Mina Urgan şöyle diyor: "Üniversitesi sınavına yeniden girin. Bir yıl kaybedin, iki yıl kaybedin; ziyanı yok. Yeter ki , sevdiğiniz ve yetenekli olduğunuz mesleği seçin. Ömrünüz boyunca sevmediğiniz bir işte çalışmanın sizi ne kadar mutsuz edeceğini, hayatınızı nasıl zehir edeceğini sakın unutmayın. Fransız Dili ve Edebiyatı'nı okudum, doğru seçim yapmıştım ve mesleğim ömrüm boyunca mutlu etti beni. Öyle mutlu etti ki bu mutluluk yetmiyormuş gibi bana üstelik para verilmesine şaşardım. Salt zevk için yaptığım bir iş ekmek parasını da sağlıyordu bana. Böyle bir mutluluğun yeryüzünde kaç kişiye nasip olduğunu bilemem." Gerçekten de çok az kişiye nasip olan bir şey. İlahiyatçılar da öyle değil mi? Hem ilahiyatçılık yapıyorlar, hem para kazanıyorlar, hem makam mevki sahibi oluyorlar.
Şimdi bu satırları okuyan biri çıkıp şöyle diyecek: "Gazze'de binlerce insan yiyecek bir parça ekmek bulamıyor, üzerlerine bomba yağıyor, sen utanmadan sıkılmadan mesleği sevmekten bahsediyorsun." Pek haksız sayılmaz. İnsan çok nankör bir varlık. Bir parça ekmek bulduğumuza, üzerimize bombalar yağmadığına şükredelim. Meslek, yazı, kitap, okumak, sanat, edebiyat, felsefe bunlar boş işler. Önemli olan ekmek kavgası, bir parça ekmek. Çok şükür yiyecek bir parça ekmeğimiz var. Allah razı olsun Devlet Ana'dan.
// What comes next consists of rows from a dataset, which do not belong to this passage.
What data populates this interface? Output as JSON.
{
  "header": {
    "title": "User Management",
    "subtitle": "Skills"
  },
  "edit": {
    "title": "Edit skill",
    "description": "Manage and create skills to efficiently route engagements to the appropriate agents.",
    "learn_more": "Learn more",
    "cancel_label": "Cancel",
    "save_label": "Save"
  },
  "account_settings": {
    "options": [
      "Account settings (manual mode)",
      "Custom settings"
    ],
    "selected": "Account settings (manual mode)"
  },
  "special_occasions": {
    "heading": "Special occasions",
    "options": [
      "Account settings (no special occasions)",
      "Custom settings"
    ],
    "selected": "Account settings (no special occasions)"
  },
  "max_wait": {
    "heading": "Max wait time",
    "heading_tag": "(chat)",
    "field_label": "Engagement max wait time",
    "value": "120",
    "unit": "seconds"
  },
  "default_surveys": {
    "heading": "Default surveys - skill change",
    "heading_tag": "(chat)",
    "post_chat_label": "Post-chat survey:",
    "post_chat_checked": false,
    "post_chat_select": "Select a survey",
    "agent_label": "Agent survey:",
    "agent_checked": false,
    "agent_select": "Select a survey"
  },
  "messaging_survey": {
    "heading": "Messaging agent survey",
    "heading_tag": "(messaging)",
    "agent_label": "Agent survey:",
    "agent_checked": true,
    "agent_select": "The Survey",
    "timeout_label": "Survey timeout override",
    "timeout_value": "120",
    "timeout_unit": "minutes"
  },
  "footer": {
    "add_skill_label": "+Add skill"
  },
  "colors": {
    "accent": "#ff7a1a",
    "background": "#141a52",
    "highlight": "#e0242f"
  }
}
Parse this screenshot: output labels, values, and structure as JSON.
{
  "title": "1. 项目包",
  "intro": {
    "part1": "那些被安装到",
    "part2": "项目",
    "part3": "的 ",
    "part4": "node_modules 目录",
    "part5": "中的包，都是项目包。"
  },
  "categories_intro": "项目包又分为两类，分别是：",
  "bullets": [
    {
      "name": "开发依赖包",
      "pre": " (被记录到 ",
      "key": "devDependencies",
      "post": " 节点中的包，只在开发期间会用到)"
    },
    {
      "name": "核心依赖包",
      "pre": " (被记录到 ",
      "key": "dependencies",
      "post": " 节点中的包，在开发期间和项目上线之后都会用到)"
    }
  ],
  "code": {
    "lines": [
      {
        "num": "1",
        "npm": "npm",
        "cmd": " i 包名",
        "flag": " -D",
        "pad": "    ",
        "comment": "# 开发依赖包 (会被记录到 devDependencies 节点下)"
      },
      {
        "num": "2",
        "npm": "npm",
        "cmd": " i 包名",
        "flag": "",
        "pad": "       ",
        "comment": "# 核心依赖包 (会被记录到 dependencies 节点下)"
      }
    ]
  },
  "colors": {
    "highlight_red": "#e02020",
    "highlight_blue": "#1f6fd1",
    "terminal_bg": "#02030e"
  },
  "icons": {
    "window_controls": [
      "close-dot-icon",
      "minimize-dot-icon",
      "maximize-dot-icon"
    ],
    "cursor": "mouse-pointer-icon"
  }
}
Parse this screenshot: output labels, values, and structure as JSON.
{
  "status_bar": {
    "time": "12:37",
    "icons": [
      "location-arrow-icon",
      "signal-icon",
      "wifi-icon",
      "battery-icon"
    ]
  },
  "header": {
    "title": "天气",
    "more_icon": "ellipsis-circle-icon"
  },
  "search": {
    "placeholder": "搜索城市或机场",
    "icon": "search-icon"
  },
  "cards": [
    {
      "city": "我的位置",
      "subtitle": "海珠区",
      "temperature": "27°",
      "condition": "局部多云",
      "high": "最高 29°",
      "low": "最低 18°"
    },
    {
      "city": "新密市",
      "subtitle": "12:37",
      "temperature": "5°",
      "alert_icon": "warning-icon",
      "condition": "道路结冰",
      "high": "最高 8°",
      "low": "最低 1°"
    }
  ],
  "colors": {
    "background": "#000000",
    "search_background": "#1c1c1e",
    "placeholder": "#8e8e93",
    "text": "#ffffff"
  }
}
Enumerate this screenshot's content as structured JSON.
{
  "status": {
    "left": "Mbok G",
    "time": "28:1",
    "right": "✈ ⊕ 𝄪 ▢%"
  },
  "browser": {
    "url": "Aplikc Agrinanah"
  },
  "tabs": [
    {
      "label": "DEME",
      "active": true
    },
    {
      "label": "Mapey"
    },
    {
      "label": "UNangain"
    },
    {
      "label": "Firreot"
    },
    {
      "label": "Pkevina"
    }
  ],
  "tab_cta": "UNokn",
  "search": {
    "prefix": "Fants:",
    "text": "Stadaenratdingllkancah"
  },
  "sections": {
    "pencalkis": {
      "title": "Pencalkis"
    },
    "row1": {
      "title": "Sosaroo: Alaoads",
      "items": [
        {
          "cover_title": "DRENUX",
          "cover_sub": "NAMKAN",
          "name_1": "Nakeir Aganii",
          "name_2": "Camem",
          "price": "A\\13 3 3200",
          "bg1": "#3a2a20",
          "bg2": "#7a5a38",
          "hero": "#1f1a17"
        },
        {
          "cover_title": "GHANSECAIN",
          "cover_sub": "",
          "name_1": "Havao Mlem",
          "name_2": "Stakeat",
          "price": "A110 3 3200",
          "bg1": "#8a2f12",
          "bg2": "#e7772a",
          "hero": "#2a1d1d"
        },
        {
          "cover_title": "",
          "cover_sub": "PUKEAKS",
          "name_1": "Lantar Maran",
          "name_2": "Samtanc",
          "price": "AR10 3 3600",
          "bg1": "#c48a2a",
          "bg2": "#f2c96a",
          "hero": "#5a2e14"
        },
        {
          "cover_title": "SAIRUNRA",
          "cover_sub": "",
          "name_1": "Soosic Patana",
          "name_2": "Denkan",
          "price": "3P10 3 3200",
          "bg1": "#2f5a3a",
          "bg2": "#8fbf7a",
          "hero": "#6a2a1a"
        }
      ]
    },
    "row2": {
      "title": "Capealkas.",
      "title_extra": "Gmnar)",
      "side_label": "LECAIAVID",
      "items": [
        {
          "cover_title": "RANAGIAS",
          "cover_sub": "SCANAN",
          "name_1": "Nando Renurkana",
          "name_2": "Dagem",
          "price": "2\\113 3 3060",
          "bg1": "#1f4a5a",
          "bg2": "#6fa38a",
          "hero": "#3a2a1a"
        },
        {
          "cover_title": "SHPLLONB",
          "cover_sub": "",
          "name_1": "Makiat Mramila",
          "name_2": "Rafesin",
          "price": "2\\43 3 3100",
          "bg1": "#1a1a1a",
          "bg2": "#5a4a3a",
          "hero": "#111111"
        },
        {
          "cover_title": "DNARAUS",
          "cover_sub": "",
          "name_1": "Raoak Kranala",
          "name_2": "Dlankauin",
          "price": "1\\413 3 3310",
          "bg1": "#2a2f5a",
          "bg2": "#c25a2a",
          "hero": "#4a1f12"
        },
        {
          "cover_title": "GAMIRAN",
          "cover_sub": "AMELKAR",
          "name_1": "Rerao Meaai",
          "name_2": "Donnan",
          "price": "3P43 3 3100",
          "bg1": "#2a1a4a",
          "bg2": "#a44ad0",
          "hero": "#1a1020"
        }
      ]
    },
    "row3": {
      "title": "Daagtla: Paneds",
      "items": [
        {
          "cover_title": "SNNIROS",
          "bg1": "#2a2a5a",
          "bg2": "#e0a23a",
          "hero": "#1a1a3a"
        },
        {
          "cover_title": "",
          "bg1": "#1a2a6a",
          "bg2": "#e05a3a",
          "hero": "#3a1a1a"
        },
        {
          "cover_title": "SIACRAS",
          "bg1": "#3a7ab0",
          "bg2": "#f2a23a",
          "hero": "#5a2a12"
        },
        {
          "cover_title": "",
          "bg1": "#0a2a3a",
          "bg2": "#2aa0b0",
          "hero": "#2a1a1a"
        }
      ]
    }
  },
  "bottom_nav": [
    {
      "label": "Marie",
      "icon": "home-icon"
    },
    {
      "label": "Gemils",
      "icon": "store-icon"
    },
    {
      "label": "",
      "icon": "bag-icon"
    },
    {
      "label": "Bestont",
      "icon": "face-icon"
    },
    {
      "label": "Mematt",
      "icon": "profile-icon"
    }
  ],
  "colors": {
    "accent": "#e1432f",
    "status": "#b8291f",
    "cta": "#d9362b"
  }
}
Allah'ın en affetmediği günahlardan biri nankörlük. Devlet Ana da aynen öyle. Her türlü suçu affeder ama nankörlüğü asla. Yiyecek bir parça ekmek bulabiliyorsak onu da Devlet Ana sayesinde bulabiliyoruz. Allah devletimize ve milletimizle zeval vermesin! Ne kadar rezil olursak olalım, ne kadar dibi bulursak bulalım şükür dışında her türlü söz ihanet sayılır. "Nankör olma, şakir ol" der, Devlet Ana. Amenna! Hangi nimetini inkar edebiliriz Devlet Ana'nın? Devlet anadır, devlet babadır, hatta devlet tanrıdır.
Bir dostumun şöyle güzel bir sözü var: "Külahını başında tutmaya bak, bir defa düşürdün mü yandın." Rabbim külahımızı başımızdan düşürmesin! Külahını başında tutmayanların akıbetini görüyoruz. Rabbim böyle bir akıbetten cümlemizi muhafaza eylesin!